Coloosimo fa un sillogismo. “Oggi, soprattutto nelle grandi città – dice -, sappiamo che si usa spartirsi il territorio, non esiste più la supremazia di una mafia su un’altra”. Viceversa esiste, “per una mera questione economica, la possibilità di dividersi gli introiti e quindi i territori”. Il richiamo è ai patti tra organizzazioni criminali italiane e straniere. Camorra, Cosa Nostra, mafia foggiana – aggiunge la presidente dell’Antimafia – si accordano con la mafia albanese per la gestione delle piazze di spaccio e, a loro volta, questa gestione racconta come altrove ci sia accordati”. Quell’altrove sarebbe appunto il carcere. “All’interno degli istituti penitenziari – sostiene l’esponente di Fratelli d’Italia -, è più facile che persone con storie di criminalità diverse si incontrino e mettano insieme le loro capacità economiche negative”.

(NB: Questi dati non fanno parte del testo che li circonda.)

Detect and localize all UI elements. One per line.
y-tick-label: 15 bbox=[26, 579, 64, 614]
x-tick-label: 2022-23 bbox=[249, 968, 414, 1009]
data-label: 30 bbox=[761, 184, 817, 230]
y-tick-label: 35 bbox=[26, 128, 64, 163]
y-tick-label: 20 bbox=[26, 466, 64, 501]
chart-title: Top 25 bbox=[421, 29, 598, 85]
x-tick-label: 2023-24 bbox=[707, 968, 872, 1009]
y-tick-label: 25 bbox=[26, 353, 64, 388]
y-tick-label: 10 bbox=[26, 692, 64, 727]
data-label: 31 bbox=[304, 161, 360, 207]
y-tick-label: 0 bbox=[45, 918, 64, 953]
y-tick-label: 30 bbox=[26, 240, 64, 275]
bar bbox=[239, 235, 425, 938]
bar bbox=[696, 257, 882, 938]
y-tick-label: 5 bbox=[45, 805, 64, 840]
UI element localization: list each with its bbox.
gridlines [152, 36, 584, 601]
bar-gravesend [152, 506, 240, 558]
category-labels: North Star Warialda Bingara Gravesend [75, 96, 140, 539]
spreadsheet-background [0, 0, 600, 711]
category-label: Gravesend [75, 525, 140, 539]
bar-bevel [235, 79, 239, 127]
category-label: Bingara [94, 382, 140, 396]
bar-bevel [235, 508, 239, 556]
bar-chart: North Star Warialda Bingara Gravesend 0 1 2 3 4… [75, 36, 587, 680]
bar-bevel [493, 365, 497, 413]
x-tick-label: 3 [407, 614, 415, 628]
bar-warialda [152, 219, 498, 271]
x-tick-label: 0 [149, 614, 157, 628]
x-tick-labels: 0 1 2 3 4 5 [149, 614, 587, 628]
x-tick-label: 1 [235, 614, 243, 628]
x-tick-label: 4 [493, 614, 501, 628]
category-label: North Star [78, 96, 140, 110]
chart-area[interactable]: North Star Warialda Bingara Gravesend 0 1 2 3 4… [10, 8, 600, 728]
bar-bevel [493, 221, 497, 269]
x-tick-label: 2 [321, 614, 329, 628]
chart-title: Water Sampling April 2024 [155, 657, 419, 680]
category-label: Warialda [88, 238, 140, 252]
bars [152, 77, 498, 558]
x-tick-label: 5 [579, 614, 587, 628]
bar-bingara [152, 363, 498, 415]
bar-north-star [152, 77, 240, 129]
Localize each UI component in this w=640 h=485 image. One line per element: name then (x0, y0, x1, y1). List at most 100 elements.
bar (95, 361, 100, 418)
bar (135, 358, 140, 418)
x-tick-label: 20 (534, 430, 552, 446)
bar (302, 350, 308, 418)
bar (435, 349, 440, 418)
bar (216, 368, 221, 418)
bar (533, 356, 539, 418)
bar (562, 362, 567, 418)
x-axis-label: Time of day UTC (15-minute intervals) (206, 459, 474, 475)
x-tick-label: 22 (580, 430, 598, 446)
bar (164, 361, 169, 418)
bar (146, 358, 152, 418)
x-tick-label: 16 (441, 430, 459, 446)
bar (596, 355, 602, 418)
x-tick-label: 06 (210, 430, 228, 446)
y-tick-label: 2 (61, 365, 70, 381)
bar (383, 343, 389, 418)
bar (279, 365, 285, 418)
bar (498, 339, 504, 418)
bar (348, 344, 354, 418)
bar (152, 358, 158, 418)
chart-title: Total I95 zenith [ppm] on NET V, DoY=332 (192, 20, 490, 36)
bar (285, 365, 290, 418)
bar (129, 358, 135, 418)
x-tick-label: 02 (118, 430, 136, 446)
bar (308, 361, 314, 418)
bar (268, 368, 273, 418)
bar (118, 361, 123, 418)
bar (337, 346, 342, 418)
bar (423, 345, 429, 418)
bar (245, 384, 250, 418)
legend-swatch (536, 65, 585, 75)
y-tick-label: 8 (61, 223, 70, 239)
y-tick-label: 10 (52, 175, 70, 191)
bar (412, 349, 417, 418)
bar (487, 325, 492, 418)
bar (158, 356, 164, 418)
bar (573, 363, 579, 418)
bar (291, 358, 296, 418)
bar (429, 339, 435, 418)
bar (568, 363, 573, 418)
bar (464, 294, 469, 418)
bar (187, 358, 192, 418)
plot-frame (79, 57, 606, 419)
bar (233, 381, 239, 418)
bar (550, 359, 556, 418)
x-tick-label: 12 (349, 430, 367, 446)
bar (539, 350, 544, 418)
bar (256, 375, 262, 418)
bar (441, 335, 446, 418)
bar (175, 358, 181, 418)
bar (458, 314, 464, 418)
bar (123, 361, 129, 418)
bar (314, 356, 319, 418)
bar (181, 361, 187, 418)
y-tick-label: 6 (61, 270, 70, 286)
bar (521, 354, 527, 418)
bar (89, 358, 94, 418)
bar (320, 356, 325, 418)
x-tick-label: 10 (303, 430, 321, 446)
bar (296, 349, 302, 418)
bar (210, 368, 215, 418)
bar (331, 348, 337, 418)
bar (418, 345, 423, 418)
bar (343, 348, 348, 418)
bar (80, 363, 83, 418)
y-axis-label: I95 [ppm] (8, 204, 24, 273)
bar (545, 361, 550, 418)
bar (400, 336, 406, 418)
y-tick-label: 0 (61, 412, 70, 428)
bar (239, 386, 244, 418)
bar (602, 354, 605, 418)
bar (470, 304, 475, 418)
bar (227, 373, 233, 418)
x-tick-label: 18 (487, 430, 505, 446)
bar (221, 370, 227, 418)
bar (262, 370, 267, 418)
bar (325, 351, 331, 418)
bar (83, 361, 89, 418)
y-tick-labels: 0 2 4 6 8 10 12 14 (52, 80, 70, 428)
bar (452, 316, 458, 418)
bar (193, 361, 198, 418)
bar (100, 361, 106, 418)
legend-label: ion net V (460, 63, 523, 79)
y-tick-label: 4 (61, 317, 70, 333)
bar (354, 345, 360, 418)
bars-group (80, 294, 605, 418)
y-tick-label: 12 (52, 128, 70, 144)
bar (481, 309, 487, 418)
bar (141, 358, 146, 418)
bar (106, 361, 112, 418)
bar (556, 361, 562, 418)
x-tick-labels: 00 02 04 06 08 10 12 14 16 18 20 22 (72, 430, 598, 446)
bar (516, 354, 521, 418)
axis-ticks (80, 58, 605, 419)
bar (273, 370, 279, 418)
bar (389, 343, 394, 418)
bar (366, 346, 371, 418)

D’altronde, questa è solo una delle preoccupazioni. Nelle case circondariali, c’è da fare i conti anche con la sfida tecnologica delle mafie. Tra le emergenze, ci sono le comunicazioni illecite dei detenuti. “Stiamo verificando tecnologie per schermare gli istituti penitenziari” annuncia Andrea Delmastro, sottosegretario alla giustizia. “Non riteniamo più tollerabile che – dichiara – qualcuno utilizzi gli strumenti, come i cellulari, da una parte per comunicare con l’esterno qualora abbia divieti di comunicazione e dall’altra per lanciare video su tik tok che sfidano l’autorità dello Stato”. Le schermature, come specifica Delmastro, sono tuttavia sottoposte a verifica. Da accertare l’assenza di rischi per la salute, nell’adozione di questi strumenti. E poi c’è il capitolo droga: continui sono i sequestri, in carceri come Poggioreale. Gli stupefacenti penetrano in diversi modi. Basti pensare all’utilizzo dei droni. “Negli anni come polizia penitenziaria abbiamo subito una destrutturazione, che ha portato a una grave carenza di organico e di mezzi” sottolinea Giuseppe Moretti, presidente dell’Uspp. Il sindacalista boccia pure “un modello gestionale che, nel tempo, si è rivelato fallimentare”. Parla della cosiddetta sorveglianza dinamica. “Le celle aperte – rammenta Moretti – con i detenuti liberi di circolare all’interno degli istituti”. La miscela tra tagli al comparto e tecnologie criminali è sotto gli occhi.